By following https://devtalk.nvidia.com/default/topic/1051799/jetson-tx2/cudastreamattachmemasync-race-condition-in-tx2/ (still waiting for answer of AastaLLL), I found another issue with cudaStreamAttachMemAsync on TX2.
This is my original source code: https://workupload.com/file/rFYtbM3v
I tried to replace my kernel with cudaMemCopyAsync so given:
cudaSafeCall(cudaStreamAttachMemAsync(stream, gpuInput, 0, cudaMemAttachGlobal)); remap<<<grid, block, 0, stream>>>(gpuInput, gpuOutput, mapX, mapY, width, height); cudaSafeCall(cudaStreamAttachMemAsync(stream, gpuOutput, 0, cudaMemAttachHost));
cudaSafeCall(cudaStreamAttachMemAsync(stream, gpuInput, 0, cudaMemAttachGlobal)); cudaSafeCall(cudaMemcpyAsync(gpuInput, gpuOutput, outputMemsize, cudaMemcpyDeviceToHost, stream)); cudaSafeCall(cudaStreamAttachMemAsync(stream, gpuOutput, 0, cudaMemAttachHost));
then tried to test on both linux PC and TX2. On TX2, it always returns first image data regardless of the new image data of gpuInput. This issue doesn’t happen on my linux PC.
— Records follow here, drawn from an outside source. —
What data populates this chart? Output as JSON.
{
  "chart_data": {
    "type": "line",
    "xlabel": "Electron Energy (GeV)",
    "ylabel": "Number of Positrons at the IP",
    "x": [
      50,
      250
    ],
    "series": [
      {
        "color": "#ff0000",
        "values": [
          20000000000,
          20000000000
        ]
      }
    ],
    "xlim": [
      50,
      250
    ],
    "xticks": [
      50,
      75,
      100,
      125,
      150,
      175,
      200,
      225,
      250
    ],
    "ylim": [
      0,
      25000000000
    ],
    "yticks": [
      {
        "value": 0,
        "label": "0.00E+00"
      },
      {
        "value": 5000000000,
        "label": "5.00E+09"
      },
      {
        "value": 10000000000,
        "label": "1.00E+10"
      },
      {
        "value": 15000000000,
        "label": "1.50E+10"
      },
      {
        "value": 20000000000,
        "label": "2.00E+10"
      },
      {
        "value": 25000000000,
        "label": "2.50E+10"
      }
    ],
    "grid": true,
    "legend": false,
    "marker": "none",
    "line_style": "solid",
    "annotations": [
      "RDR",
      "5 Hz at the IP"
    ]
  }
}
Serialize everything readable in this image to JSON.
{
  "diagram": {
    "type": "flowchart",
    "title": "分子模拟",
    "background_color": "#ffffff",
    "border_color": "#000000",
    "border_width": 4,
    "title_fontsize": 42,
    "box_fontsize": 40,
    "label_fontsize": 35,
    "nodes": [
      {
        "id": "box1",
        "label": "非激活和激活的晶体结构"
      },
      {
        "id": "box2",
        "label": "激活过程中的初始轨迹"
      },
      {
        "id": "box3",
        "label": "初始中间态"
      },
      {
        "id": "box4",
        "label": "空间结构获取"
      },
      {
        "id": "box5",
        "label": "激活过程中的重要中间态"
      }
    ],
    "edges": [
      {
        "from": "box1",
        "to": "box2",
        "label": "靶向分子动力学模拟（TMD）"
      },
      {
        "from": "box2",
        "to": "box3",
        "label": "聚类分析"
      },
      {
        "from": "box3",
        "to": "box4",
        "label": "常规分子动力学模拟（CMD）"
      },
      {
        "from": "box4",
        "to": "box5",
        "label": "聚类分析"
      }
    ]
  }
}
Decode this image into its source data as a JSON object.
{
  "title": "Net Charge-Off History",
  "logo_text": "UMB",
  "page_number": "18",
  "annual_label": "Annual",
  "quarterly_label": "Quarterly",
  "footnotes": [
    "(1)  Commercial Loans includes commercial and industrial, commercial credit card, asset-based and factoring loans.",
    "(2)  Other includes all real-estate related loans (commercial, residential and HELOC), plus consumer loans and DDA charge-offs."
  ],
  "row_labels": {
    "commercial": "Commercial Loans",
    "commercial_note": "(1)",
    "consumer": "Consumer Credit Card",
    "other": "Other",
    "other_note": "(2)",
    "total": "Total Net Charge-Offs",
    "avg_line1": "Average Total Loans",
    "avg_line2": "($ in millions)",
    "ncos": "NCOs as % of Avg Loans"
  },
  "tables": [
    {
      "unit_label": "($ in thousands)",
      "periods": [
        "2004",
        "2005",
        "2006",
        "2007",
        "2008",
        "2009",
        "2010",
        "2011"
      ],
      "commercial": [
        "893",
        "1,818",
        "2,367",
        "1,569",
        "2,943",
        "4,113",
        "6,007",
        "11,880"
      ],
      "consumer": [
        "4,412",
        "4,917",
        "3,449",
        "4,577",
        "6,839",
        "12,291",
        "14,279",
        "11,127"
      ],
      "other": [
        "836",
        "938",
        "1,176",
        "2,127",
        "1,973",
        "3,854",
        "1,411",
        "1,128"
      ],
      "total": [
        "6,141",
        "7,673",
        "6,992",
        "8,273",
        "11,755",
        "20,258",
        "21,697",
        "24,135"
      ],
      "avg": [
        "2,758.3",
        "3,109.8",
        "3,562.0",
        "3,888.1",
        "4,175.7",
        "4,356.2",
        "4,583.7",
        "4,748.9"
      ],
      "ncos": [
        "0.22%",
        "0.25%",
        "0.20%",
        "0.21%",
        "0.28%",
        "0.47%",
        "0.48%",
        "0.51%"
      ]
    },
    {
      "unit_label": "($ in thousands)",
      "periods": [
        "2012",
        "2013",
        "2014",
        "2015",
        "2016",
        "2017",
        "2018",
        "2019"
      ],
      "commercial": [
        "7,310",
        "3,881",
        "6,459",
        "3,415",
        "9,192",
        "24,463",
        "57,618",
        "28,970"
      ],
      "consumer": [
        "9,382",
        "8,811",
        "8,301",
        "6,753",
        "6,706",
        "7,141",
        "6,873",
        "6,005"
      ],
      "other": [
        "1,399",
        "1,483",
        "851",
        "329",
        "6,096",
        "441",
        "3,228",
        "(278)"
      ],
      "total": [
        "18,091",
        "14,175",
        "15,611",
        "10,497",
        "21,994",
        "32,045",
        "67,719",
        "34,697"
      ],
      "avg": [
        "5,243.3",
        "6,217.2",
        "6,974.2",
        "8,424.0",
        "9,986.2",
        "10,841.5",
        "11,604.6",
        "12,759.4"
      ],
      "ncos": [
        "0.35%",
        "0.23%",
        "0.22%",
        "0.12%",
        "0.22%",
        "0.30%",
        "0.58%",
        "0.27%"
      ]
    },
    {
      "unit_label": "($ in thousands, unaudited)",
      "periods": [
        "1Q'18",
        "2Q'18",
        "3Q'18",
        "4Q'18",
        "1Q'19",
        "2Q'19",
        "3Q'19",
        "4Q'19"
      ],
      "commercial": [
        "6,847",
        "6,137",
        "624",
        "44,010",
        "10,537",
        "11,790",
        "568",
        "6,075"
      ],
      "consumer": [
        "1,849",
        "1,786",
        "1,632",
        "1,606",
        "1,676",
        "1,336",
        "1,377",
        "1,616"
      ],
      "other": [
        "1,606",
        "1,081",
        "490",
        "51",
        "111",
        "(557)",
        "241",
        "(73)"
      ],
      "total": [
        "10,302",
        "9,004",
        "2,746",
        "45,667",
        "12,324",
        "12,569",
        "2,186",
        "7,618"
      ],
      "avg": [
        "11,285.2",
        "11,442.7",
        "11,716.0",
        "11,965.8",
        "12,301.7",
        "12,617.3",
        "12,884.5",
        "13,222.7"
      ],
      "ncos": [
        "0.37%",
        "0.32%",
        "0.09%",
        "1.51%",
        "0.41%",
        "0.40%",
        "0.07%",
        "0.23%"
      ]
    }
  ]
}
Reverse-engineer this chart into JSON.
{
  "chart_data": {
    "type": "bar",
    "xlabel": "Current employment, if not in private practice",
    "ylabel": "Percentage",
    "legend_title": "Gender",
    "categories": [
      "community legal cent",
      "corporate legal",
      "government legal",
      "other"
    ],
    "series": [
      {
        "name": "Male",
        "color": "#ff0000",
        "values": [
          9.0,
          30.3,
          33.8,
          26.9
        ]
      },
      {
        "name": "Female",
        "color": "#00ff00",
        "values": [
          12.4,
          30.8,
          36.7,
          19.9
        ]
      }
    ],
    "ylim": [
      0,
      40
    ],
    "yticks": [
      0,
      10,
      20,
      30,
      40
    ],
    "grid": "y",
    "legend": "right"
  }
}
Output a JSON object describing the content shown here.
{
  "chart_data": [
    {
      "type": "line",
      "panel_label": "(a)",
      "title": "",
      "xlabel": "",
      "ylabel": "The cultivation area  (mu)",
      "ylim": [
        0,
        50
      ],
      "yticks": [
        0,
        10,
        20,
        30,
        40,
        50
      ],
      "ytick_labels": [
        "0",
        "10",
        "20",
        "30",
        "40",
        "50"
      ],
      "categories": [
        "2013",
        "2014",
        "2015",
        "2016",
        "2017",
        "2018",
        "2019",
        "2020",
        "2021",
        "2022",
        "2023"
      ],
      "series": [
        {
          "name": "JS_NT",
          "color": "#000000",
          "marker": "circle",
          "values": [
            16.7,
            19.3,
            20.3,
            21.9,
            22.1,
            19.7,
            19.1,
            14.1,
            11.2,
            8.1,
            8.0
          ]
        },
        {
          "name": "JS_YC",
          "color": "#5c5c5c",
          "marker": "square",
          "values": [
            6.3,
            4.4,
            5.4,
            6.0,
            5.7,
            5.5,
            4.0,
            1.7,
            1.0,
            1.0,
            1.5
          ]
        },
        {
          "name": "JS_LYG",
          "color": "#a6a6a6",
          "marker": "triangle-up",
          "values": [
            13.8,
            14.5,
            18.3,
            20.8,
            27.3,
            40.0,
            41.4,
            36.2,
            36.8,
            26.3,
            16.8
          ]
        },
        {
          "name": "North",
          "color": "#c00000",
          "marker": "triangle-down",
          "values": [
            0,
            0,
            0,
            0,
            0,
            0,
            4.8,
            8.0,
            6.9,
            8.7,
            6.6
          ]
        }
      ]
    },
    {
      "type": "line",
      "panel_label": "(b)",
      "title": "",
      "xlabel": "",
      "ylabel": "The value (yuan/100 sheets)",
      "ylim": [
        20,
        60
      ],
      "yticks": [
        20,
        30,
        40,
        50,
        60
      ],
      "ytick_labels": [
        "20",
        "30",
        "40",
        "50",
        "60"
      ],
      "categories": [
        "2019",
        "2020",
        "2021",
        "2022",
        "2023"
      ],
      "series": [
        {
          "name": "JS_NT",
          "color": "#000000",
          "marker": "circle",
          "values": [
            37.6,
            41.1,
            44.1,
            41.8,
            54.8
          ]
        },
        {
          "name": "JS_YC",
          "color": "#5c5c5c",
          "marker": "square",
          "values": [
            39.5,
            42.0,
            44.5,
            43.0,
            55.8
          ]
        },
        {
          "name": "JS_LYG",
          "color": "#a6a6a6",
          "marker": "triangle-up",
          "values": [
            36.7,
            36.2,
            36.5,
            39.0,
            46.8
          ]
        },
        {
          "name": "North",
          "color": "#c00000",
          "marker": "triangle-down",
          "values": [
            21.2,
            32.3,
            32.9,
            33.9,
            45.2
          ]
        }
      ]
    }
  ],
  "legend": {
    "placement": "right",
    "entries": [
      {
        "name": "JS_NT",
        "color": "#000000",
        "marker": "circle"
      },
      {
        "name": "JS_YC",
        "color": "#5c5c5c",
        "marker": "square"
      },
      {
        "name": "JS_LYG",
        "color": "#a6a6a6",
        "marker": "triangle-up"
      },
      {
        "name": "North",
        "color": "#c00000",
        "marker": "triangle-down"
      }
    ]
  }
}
Also, upon a trick that is mentioned in https://docs.nvidia.com/cuda/cuda-for-tegra-appnote/index.html#effective-usage-unified-memory:
An additional cudaStreamSynchronize(NULL) call can be added after the matrixMul kernel code to avoid callback threads that cause unpredictability in a cudaStreamAttachMemAsync() call.
, I added a cudaStreamSynchronize(stream) after my kernel (remap) as well as (cudaMemcpyAsync) in each sample respectively, but all resulted same issue (the first one returned dead-pixels while the second one returned data of first image only).
Is there any configuration that can solve this problem on TX2?
Since cudaStreamAttachMemAsync is a trick to speed up the data flow of UM, it is supposed to be working without any problem. I was also thinking of a configuration that can help to make cudaStreamAttachMemAsync works as expected, but I couldn’t find out.
Please help me!